First, download and unzip the dataset from https://rrc.cvc.uab.es/?ch=17
and place it in /tmp/data/infovqa.

Then, run conversion locally (make sure to install tensorflow-datasets for the `tfds` util):

  cd third_party/py/big_vision/datasets
  env TFDS_DATA_DIR=/tmp/tfds tfds build --datasets=infovqa

Example to load:

  import tensorflow_datasets as tfds
  dataset = tfds.load('infovqa', split='train', data_dir='/tmp/tfds')

Dataset splits:
  train: 23946 examples/questions (4406 images)
  val: 2801 examples/questions (500 images)
  test: 3288 examples/questions (579 images) (no answers)

Recommended training splits:
  train: train[:95%] (22749 examples/questions)
  minitrain: train[:5%] (1197 examples/questions)
  minival: train[95%:] (1197 examples/questions)
  eval: val (2801 examples/questions)

Note that according to task description in
https://rrc.cvc.uab.es/?ch=17&com=tasks:
  - Order of items in a multi span answer does not matter. Therefore, we include
    all permutations of the answer in the val split.
  - Answers are not case sensitive.
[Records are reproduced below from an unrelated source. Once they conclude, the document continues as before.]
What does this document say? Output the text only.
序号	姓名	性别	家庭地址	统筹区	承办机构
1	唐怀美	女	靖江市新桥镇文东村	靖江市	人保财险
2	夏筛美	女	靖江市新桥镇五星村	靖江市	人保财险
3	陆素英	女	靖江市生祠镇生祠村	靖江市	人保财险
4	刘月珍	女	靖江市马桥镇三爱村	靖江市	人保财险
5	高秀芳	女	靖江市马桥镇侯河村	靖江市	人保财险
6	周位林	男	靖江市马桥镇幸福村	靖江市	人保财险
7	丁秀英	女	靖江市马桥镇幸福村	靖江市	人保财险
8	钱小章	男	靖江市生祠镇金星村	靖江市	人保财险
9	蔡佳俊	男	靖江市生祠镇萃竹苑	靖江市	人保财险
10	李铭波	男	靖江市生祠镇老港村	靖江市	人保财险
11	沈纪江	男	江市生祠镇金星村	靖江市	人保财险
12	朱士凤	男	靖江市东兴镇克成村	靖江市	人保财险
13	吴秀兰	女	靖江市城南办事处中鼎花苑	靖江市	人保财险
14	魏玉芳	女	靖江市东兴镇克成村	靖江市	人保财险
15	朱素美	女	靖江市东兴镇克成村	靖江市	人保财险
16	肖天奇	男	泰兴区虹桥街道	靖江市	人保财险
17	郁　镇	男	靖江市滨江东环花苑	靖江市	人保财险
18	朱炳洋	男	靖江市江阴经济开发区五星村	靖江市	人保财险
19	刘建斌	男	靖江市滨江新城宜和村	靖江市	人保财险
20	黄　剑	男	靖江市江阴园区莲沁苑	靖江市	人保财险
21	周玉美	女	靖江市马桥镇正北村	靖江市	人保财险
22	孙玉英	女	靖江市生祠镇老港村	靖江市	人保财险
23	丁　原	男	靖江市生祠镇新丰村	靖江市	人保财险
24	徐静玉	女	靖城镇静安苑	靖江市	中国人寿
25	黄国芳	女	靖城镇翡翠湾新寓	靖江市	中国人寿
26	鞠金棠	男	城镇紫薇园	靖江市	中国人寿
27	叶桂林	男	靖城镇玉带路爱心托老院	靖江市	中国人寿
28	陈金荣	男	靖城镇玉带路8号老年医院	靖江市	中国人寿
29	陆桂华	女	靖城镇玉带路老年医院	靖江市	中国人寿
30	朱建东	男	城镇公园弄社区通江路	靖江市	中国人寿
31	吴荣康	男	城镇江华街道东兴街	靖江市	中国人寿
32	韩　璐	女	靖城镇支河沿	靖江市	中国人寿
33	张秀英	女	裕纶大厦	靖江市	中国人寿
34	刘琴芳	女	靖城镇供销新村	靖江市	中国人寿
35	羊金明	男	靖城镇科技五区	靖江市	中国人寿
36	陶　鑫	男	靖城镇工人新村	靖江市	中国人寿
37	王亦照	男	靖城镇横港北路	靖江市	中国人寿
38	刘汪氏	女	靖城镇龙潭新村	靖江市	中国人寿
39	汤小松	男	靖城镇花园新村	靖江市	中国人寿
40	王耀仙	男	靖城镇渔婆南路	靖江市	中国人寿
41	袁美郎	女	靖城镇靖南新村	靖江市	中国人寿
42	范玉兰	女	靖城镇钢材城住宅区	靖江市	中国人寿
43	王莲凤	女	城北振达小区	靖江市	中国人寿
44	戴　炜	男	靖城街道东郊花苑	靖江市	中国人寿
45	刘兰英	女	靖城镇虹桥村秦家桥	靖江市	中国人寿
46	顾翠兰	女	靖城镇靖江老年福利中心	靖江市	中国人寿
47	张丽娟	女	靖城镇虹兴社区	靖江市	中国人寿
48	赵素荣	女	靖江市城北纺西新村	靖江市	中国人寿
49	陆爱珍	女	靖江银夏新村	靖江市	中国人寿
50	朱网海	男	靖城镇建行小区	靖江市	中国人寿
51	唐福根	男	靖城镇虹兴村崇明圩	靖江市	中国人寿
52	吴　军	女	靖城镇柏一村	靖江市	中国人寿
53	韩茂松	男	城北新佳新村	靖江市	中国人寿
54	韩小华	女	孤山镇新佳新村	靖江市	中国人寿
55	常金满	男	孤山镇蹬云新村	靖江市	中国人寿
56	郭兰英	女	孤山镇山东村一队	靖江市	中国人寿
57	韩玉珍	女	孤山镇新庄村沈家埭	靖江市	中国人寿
We leave it to the user to lower case
    answers if they want to.
"""
import itertools
import json
import os

import numpy as np
import tensorflow_datasets as tfds


_DESCRIPTION = """InfographicVQA dataset."""

# pylint: disable=line-too-long
_CITATION = """
@inproceedings{Mathew_2022,
   title={InfographicVQA},
   url={http://dx.doi.org/10.1109/WACV51458.2022.00264},
   DOI={10.1109/wacv51458.2022.00264},
   booktitle={2022 IEEE/CVF Winter Conference on Applications of Computer Vision (WACV)},
   publisher={IEEE},
   author={Mathew, Minesh and Bagal, Viraj and Tito, Ruben and Karatzas, Dimosthenis and Valveny, Ernest and Jawahar, C. V.},
   year={2022},
   month=jan }
"""
# pylint: enable=line-too-long

# When running locally (recommended), copy files as above an use these:
_INFOVQA_PATH = '/tmp/data/infovqa/'
_ANNOTATIONS = {
    'train': 'infographicsVQA_train_v1.0.json',
    'val': 'infographicsVQA_val_v1.0_withQT.json',
    'test': 'infographicsVQA_test_v1.0.json',
    }


class Infovqa(tfds.core.GeneratorBasedBuilder):
  """DatasetBuilder for infovqa dataset."""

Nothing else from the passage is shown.